The working characteristics of the inductor are very similar to the working characteristics of the capacitor pair. There are two main working characteristics: 1. The current cannot be abruptly changed; 2. The current is “directly blocked”. The reason why the inductor has the above two characteristics is that "the inductor stores the magnetic field."
From the Oster experiment, we know that the current generates a magnetic field (to distinguish the other magnetic field, which is hereinafter referred to as the current magnetic field).
When the current is larger, the magnetic field around the current is larger; at the same time, the current coexists with the surrounding magnetic field. When a current flows through the inductor, an inductance field equal to the magnitude of the current field is generated in the inductor. However, the speed at which the inductor generates a magnetic field is slower than that generated by the current magnetic field, which causes the speed of the current magnetic field to be limited by the inductance.

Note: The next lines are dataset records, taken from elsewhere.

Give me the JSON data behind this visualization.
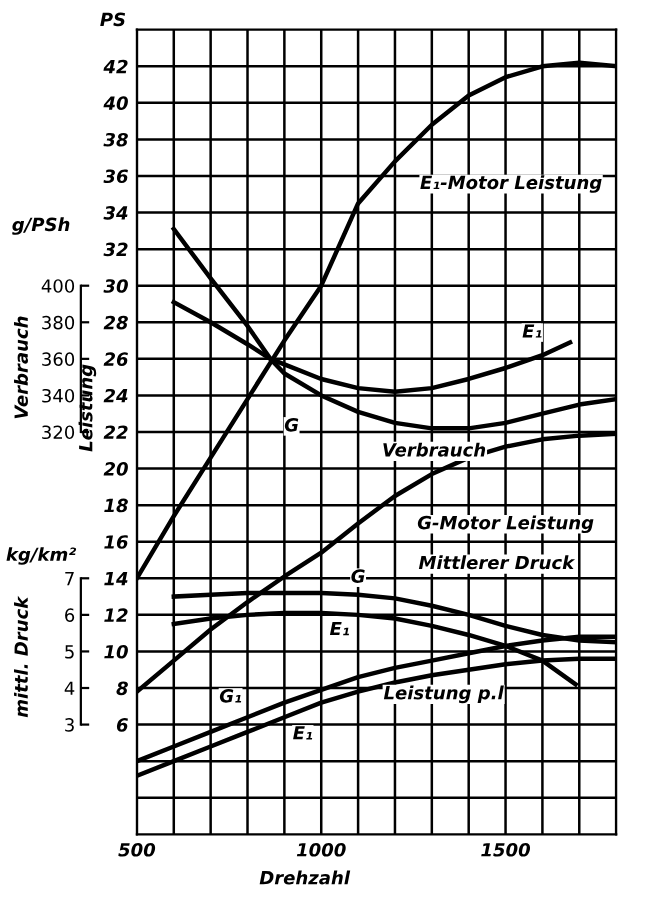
{
  "chart_data": {
    "type": "line",
    "xlabel": "Drehzahl",
    "ylabel": "Leistung",
    "y2label": "Verbrauch",
    "y3label": "mittl. Druck",
    "xlim": [
      500,
      1800
    ],
    "xticks": [
      500,
      {
        "value": 600,
        "label": null
      },
      {
        "value": 700,
        "label": null
      },
      {
        "value": 800,
        "label": null
      },
      {
        "value": 900,
        "label": null
      },
      1000,
      {
        "value": 1100,
        "label": null
      },
      {
        "value": 1200,
        "label": null
      },
      {
        "value": 1300,
        "label": null
      },
      {
        "value": 1400,
        "label": null
      },
      1500,
      {
        "value": 1600,
        "label": null
      },
      {
        "value": 1700,
        "label": null
      },
      {
        "value": 1800,
        "label": null
      }
    ],
    "ylim": [
      0,
      44
    ],
    "yticks": [
      {
        "value": 2,
        "label": null
      },
      {
        "value": 4,
        "label": null
      },
      6,
      8,
      10,
      12,
      14,
      16,
      18,
      20,
      22,
      24,
      26,
      28,
      30,
      32,
      34,
      36,
      38,
      40,
      42
    ],
    "y2lim": [
      100,
      540
    ],
    "y2ticks": [
      320,
      340,
      360,
      380,
      400
    ],
    "y3lim": [
      0,
      22
    ],
    "y3ticks": [
      3,
      4,
      5,
      6,
      7
    ],
    "grid": true,
    "legend": false,
    "marker": "none",
    "line_style": "solid",
    "annotations": [
      "PS",
      "g/PSh",
      "kg/km²",
      "Verbrauch",
      "Mittlerer Druck",
      "Leistung p.l"
    ],
    "series": [
      {
        "name": "E₁-Motor Leistung",
        "color": "#000000",
        "x": [
          500,
          600,
          700,
          800,
          900,
          1000,
          1100,
          1200,
          1300,
          1400,
          1500,
          1600,
          1700,
          1800
        ],
        "values": [
          14,
          17.4,
          20.6,
          23.8,
          27,
          30,
          34.5,
          36.8,
          38.8,
          40.4,
          41.4,
          42,
          42.2,
          42
        ]
      },
      {
        "name": "G-Motor Leistung",
        "color": "#000000",
        "x": [
          500,
          600,
          700,
          800,
          900,
          1000,
          1100,
          1200,
          1300,
          1400,
          1500,
          1600,
          1700,
          1800
        ],
        "values": [
          7.8,
          9.5,
          11.2,
          12.7,
          14.1,
          15.4,
          17,
          18.5,
          19.7,
          20.6,
          21.2,
          21.6,
          21.8,
          21.9
        ]
      },
      {
        "name": "G",
        "color": "#000000",
        "axis": "y2",
        "x": [
          600,
          700,
          800,
          862,
          900,
          1000,
          1100,
          1200,
          1300,
          1400,
          1500,
          1600,
          1700,
          1800
        ],
        "values": [
          431,
          404,
          378,
          360,
          352,
          340,
          331,
          325,
          322,
          322,
          325,
          330,
          335,
          338
        ]
      },
      {
        "name": "E₁",
        "color": "#000000",
        "axis": "y2",
        "x": [
          600,
          700,
          800,
          862,
          900,
          1000,
          1100,
          1200,
          1300,
          1400,
          1500,
          1600,
          1675
        ],
        "values": [
          391,
          380,
          368,
          360,
          357,
          349,
          344,
          342,
          344,
          349,
          355,
          362,
          369
        ]
      },
      {
        "name": "G",
        "color": "#000000",
        "axis": "y3",
        "x": [
          600,
          700,
          800,
          900,
          1000,
          1100,
          1200,
          1300,
          1400,
          1500,
          1600,
          1700,
          1800
        ],
        "values": [
          6.5,
          6.55,
          6.6,
          6.6,
          6.6,
          6.55,
          6.45,
          6.25,
          6.0,
          5.7,
          5.45,
          5.3,
          5.25
        ]
      },
      {
        "name": "E₁",
        "color": "#000000",
        "axis": "y3",
        "x": [
          600,
          700,
          800,
          900,
          1000,
          1100,
          1200,
          1300,
          1400,
          1500,
          1600,
          1690
        ],
        "values": [
          5.75,
          5.9,
          6.0,
          6.05,
          6.05,
          6.0,
          5.9,
          5.7,
          5.45,
          5.15,
          4.75,
          4.1
        ]
      },
      {
        "name": "G₁",
        "color": "#000000",
        "x": [
          500,
          600,
          700,
          800,
          900,
          1000,
          1100,
          1200,
          1300,
          1400,
          1500,
          1600,
          1700,
          1800
        ],
        "values": [
          4.0,
          4.8,
          5.6,
          6.4,
          7.2,
          7.9,
          8.6,
          9.1,
          9.5,
          9.9,
          10.3,
          10.6,
          10.8,
          10.8
        ]
      },
      {
        "name": "E₁",
        "color": "#000000",
        "x": [
          500,
          600,
          700,
          800,
          900,
          1000,
          1100,
          1200,
          1300,
          1400,
          1500,
          1600,
          1700,
          1800
        ],
        "values": [
          3.2,
          4.0,
          4.8,
          5.6,
          6.4,
          7.2,
          7.8,
          8.3,
          8.7,
          9.0,
          9.3,
          9.5,
          9.6,
          9.6
        ]
      }
    ]
  }
}
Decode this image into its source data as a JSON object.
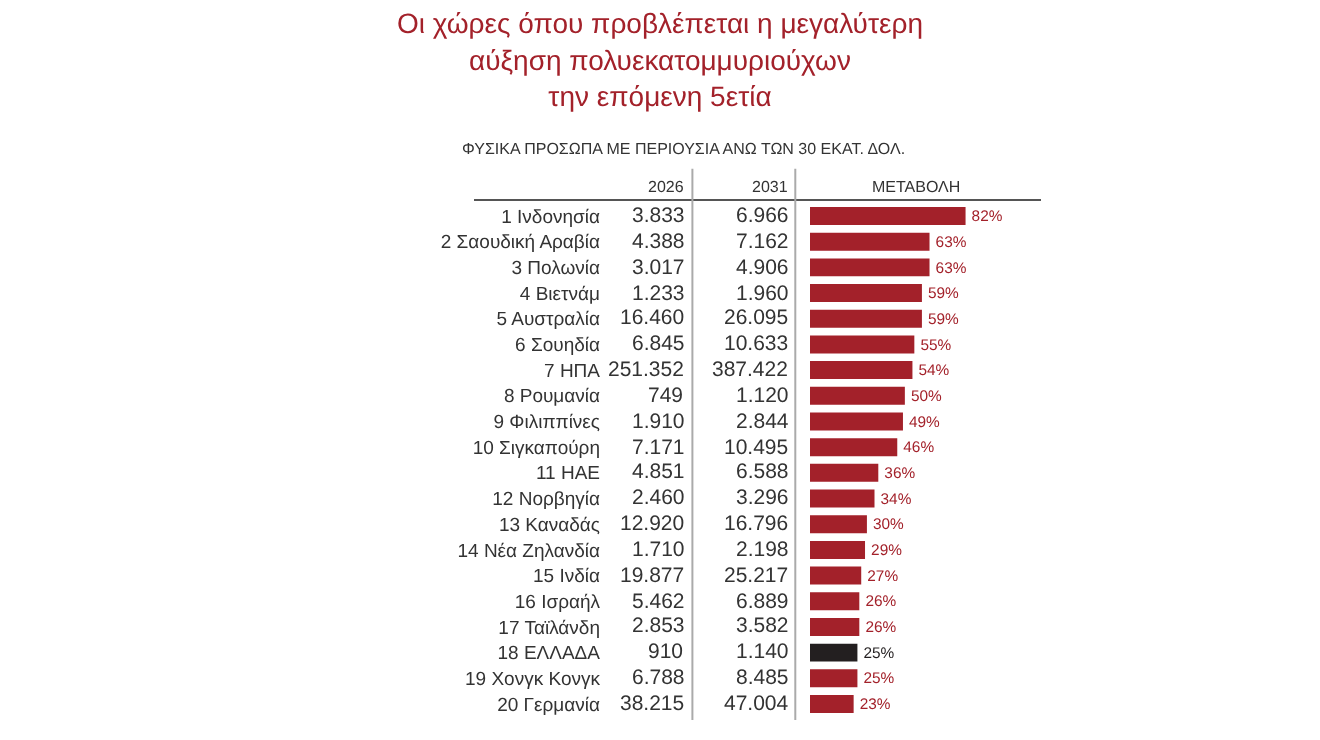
{
  "chart_data": {
    "type": "bar",
    "orientation": "horizontal",
    "title": "Οι χώρες όπου προβλέπεται η μεγαλύτερη\nαύξηση πολυεκατομμυριούχων\nτην επόμενη 5ετία",
    "subtitle": "ΦΥΣΙΚΑ ΠΡΟΣΩΠΑ ΜΕ ΠΕΡΙΟΥΣΙΑ ΑΝΩ ΤΩΝ 30 ΕΚΑΤ. ΔΟΛ.",
    "categories": [
      "1 Ινδονησία",
      "2 Σαουδική Αραβία",
      "3 Πολωνία",
      "4 Βιετνάμ",
      "5 Αυστραλία",
      "6 Σουηδία",
      "7 ΗΠΑ",
      "8 Ρουμανία",
      "9 Φιλιππίνες",
      "10 Σιγκαπούρη",
      "11 ΗΑΕ",
      "12 Νορβηγία",
      "13 Καναδάς",
      "14 Νέα Ζηλανδία",
      "15 Ινδία",
      "16 Ισραήλ",
      "17 Ταϊλάνδη",
      "18 ΕΛΛΑΔΑ",
      "19 Χονγκ Κονγκ",
      "20 Γερμανία"
    ],
    "values": [
      82,
      63,
      63,
      59,
      59,
      55,
      54,
      50,
      49,
      46,
      36,
      34,
      30,
      29,
      27,
      26,
      26,
      25,
      25,
      23
    ],
    "value_labels": [
      "82%",
      "63%",
      "63%",
      "59%",
      "59%",
      "55%",
      "54%",
      "50%",
      "49%",
      "46%",
      "36%",
      "34%",
      "30%",
      "29%",
      "27%",
      "26%",
      "26%",
      "25%",
      "25%",
      "23%"
    ],
    "colors": [
      "#a3212a",
      "#a3212a",
      "#a3212a",
      "#a3212a",
      "#a3212a",
      "#a3212a",
      "#a3212a",
      "#a3212a",
      "#a3212a",
      "#a3212a",
      "#a3212a",
      "#a3212a",
      "#a3212a",
      "#a3212a",
      "#a3212a",
      "#a3212a",
      "#a3212a",
      "#231f20",
      "#a3212a",
      "#a3212a"
    ],
    "tick_labels": "y",
    "grid": false,
    "legend": false,
    "annotations": [
      "2026",
      "2031",
      "ΜΕΤΑΒΟΛΗ",
      "3.833",
      "6.966",
      "4.388",
      "7.162",
      "3.017",
      "4.906",
      "1.233",
      "1.960",
      "16.460",
      "26.095",
      "6.845",
      "10.633",
      "251.352",
      "387.422",
      "749",
      "1.120",
      "1.910",
      "2.844",
      "7.171",
      "10.495",
      "4.851",
      "6.588",
      "2.460",
      "3.296",
      "12.920",
      "16.796",
      "1.710",
      "2.198",
      "19.877",
      "25.217",
      "5.462",
      "6.889",
      "2.853",
      "3.582",
      "910",
      "1.140",
      "6.788",
      "8.485",
      "38.215",
      "47.004"
    ]
  }
}
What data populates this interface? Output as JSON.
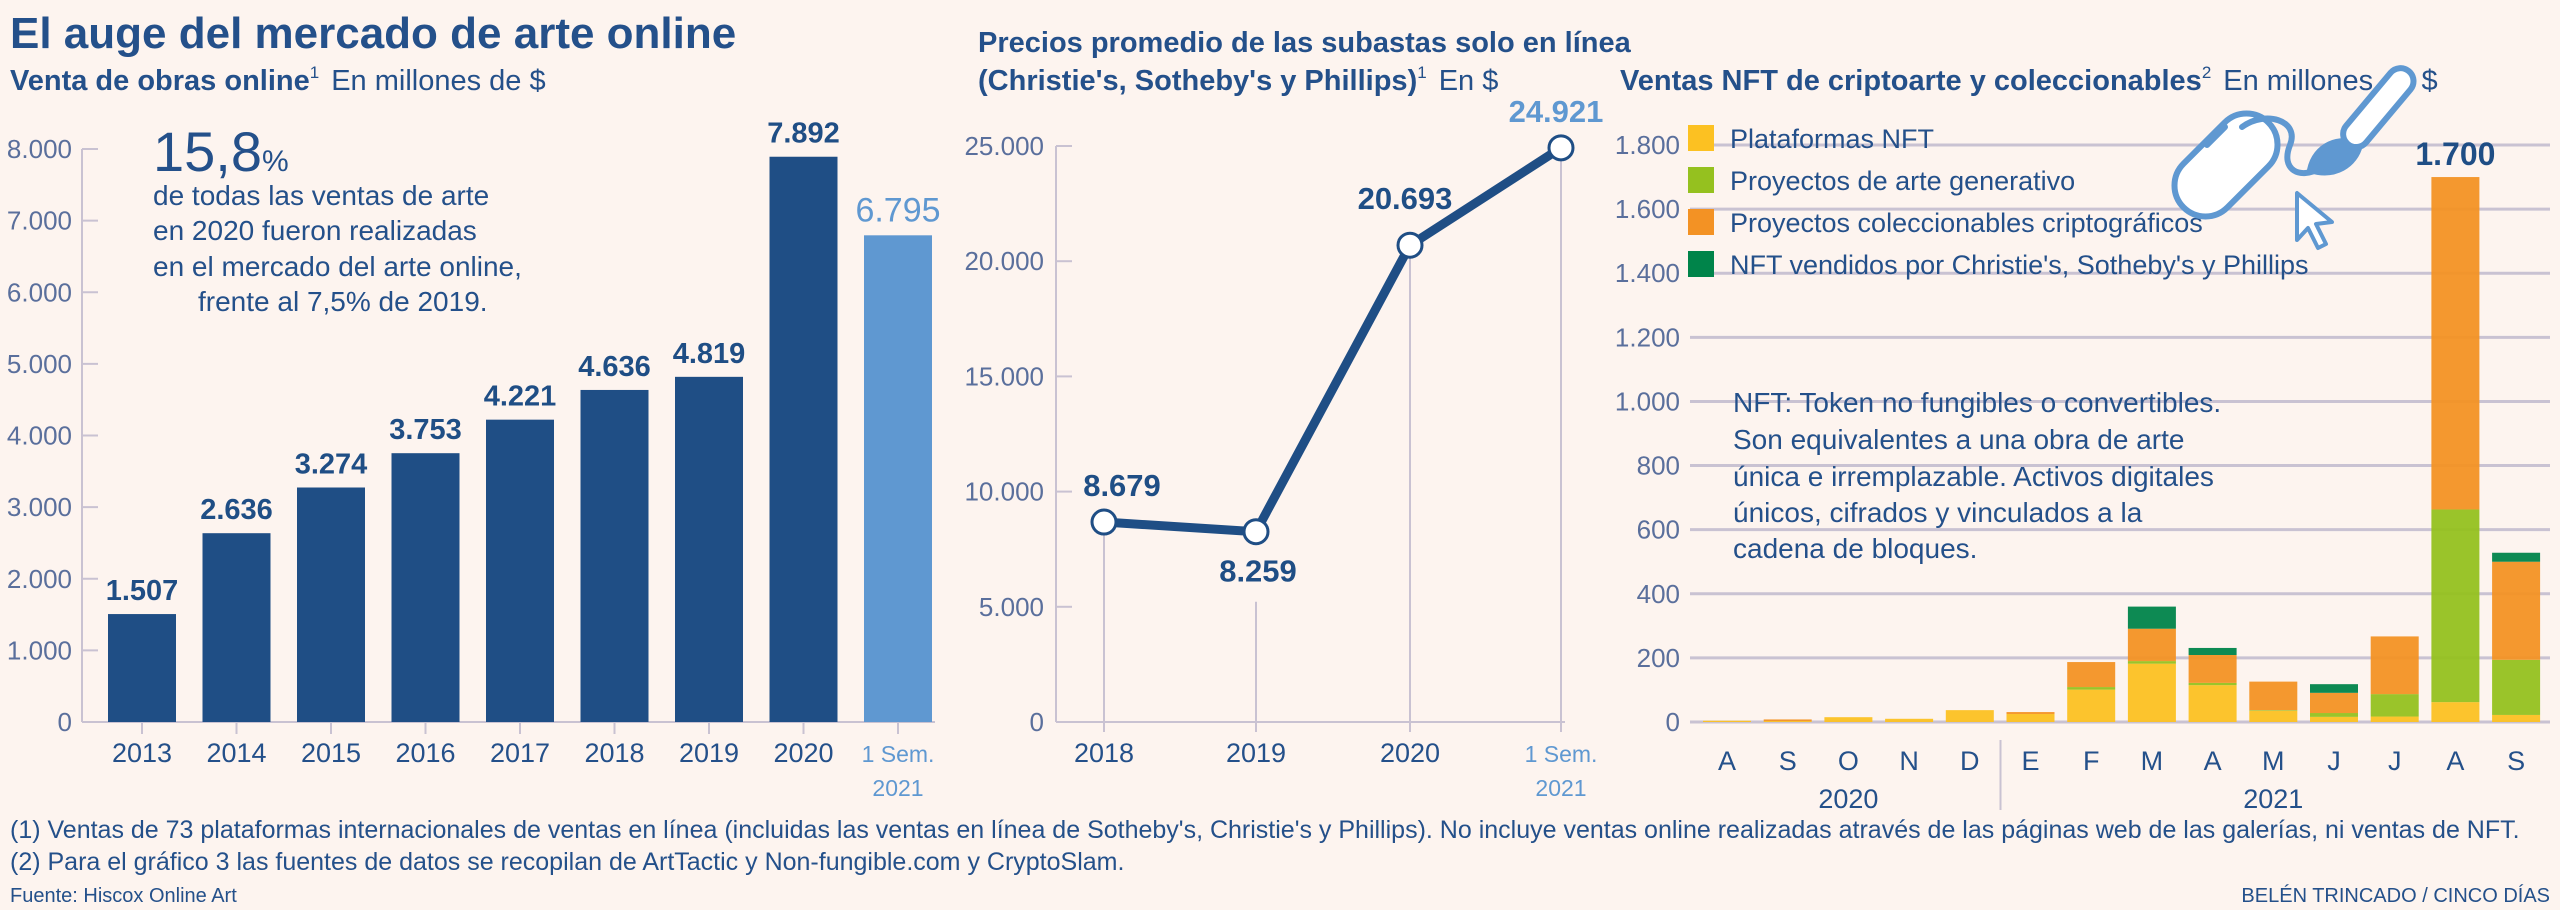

As mentioned above, the magnitude of the current and current magnetic fields is a certain size relationship. Therefore, because the magnetic field of the inductor is slow, the current increase is also slowed down. The logic diagram is as follows:
The conclusion that the inductor suppresses the current change can also be obtained from the following simulation diagram:
As can be seen from the figure, when an inductor is added to the circuit, the current rise in the circuit becomes very slow. But the simulation is just a simple DC circuit, and the inductor has many characteristics in the "DC environment" and "AC environment", which is similar to the working characteristics of the capacitor. Next, I will continue to update the working characteristics of the inductor in DC and AC environments and explain the reasons.
Back to today's theme, in fact, the energy storage of the magnetic field is not so simple. The above explanation is only a simplified statement of the energy storage of the inductor, which can only enhance our understanding of the inductance.
The real energy storage process of the inductor also requires a lot of theoretical knowledge about "charge, electric field, magnetic field". This part of the knowledge will be gradually shared with you in the future.